Я попробовал и убедился, что иллюминатор задраен прочно.
— Послушайте, сэр, — продолжал Роберт, — клянусь своим добрым именем, через полчаса он снова откроется и будет закреплен изнутри. Вот в чем ужас — изнутри!
Я осмотрел большой винт и петлю, куда он входит.
— Если иллюминатор откроется ночью, Роберт, я дам тебе соверен. Это невозможно! Можешь идти.
— Соверен, говорите, сэр? Очень хорошо, сэр, благодарю вас, сэр. Доброй ночи, сэр, приятного отдыха и сновидений, сэр.
Роберт ретировался, очень довольный, что его наконец отпустили. Я решил, что он сочинил эту глупую историю, чтобы оправдать свою небрежность и запугать меня, и не поверил стюарду.

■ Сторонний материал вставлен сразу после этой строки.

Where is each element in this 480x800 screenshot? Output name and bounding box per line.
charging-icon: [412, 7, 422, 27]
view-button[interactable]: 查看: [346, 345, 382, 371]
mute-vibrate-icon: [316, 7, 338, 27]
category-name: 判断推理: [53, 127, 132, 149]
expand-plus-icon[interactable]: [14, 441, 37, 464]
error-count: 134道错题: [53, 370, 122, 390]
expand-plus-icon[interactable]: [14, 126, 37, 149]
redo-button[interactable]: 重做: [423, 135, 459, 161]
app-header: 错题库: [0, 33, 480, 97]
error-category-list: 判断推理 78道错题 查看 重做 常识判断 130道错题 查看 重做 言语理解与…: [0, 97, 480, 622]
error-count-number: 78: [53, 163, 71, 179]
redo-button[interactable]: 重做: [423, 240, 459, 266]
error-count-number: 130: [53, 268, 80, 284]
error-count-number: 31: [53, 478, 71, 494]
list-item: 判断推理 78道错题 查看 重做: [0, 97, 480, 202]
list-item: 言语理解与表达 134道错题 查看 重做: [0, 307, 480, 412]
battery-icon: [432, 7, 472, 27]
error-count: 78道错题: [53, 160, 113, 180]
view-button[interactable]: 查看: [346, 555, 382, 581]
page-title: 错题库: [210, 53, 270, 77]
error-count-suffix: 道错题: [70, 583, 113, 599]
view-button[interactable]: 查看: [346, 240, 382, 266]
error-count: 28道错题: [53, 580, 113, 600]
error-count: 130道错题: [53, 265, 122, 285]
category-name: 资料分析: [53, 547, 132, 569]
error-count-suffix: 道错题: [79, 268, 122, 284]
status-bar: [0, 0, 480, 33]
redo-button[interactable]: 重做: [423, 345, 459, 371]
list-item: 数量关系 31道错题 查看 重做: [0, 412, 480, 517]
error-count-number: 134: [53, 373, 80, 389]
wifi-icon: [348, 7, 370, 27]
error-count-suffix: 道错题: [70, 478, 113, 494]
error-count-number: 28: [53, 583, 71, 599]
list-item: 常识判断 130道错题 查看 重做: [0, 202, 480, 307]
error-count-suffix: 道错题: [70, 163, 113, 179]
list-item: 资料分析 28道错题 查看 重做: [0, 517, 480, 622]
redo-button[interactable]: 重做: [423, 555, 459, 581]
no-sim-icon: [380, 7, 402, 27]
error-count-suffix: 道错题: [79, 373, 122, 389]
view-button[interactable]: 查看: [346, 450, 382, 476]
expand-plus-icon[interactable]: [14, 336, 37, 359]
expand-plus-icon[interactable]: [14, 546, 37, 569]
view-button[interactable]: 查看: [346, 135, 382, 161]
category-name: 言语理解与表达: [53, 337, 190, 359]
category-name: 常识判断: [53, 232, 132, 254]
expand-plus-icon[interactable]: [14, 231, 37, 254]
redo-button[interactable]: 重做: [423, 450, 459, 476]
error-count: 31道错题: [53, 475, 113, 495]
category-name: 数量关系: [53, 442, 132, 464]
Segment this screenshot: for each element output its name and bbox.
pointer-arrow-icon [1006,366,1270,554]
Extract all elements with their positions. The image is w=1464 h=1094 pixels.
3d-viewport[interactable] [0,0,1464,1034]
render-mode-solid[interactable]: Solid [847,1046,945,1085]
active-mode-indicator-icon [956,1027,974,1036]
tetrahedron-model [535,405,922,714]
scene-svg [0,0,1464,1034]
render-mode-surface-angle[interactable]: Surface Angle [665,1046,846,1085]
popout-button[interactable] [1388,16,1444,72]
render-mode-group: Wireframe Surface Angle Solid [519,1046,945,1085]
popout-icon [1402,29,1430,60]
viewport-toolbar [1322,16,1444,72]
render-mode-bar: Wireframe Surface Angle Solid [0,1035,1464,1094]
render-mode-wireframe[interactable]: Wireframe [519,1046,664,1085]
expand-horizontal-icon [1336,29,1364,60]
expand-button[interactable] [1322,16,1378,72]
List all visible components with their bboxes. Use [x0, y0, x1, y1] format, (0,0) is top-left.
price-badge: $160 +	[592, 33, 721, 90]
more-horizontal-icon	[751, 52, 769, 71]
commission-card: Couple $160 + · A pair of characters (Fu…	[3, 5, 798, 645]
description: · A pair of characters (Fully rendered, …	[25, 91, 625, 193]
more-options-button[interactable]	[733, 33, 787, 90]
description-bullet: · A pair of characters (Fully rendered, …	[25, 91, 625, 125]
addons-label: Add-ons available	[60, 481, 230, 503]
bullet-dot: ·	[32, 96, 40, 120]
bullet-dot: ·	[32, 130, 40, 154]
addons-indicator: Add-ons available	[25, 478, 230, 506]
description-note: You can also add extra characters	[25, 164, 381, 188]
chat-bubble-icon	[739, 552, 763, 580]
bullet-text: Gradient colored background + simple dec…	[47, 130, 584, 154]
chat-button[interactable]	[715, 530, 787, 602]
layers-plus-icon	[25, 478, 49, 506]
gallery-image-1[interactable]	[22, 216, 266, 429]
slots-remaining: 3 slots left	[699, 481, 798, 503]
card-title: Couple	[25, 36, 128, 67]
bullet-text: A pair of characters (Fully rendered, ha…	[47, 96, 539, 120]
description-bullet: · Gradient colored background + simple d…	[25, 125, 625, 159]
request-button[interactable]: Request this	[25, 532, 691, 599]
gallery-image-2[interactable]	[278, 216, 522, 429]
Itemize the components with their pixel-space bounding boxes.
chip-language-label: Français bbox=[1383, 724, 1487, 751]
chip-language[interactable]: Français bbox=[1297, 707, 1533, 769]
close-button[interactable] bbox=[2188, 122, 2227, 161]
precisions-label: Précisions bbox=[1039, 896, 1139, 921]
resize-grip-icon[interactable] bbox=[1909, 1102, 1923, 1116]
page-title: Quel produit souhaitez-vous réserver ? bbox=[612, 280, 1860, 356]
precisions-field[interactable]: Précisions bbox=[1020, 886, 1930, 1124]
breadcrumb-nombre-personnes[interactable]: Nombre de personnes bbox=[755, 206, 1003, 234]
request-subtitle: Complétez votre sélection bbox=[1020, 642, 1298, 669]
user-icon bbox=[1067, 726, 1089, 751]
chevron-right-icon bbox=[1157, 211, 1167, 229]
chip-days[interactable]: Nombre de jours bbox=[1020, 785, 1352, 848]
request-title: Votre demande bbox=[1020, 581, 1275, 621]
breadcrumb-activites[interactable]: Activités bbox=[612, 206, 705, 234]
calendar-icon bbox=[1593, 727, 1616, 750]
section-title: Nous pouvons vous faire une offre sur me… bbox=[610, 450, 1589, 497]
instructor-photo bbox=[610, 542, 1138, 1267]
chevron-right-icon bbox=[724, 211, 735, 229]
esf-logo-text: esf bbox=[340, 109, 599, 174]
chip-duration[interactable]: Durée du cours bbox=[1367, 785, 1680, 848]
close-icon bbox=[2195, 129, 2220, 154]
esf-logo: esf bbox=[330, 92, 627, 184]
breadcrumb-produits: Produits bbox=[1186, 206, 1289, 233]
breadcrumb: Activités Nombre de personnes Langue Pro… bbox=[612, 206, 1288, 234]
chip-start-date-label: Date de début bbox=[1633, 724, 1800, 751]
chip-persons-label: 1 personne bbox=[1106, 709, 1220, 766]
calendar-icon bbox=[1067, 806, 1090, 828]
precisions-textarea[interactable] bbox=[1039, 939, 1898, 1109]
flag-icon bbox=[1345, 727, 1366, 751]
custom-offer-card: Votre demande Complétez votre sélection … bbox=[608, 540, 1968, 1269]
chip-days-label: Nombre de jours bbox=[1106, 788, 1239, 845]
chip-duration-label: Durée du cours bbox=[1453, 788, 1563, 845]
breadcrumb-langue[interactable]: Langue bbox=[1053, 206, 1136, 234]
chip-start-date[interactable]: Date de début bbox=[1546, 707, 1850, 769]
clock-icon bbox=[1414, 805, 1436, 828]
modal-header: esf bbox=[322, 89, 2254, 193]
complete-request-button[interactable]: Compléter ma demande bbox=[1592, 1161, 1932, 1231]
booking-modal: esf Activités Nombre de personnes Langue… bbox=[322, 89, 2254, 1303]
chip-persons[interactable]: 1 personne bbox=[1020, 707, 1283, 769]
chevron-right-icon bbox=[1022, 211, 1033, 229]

Я лег, закутался в одеяла, и через пять минут Роберт выключил свет, постоянно горевший за панелью из матового стекла возле двери. Лежа неподвижно в темноте, я пытался уснуть, но вскоре убедился, что это невозможно. Я с удовольствием сорвал злость на стюарде и, отыгравшись на нем, позабыл про неприятное чувство, которое овладело мной при мысли об утопленнике, моем бывшем соседе. Сон как рукой сняло, и некоторое время я лежал с открытыми глазами, глядя на иллюминатор; он казался мне светящейся тарелкой, подвешенной в темноте. Вероятно, я пролежал без сна час и, помнится, уже задремал было, но тут же очнулся от струи холодного воздуха и брызг морской воды на лице. Я вскочил в темноте, и качкой меня тут же отбросило на кушетку, стоявшую под иллюминатором. Я, правда, тут же пришел в себя и встал на колени. Иллюминатор был снова распахнут и закреплен изнутри!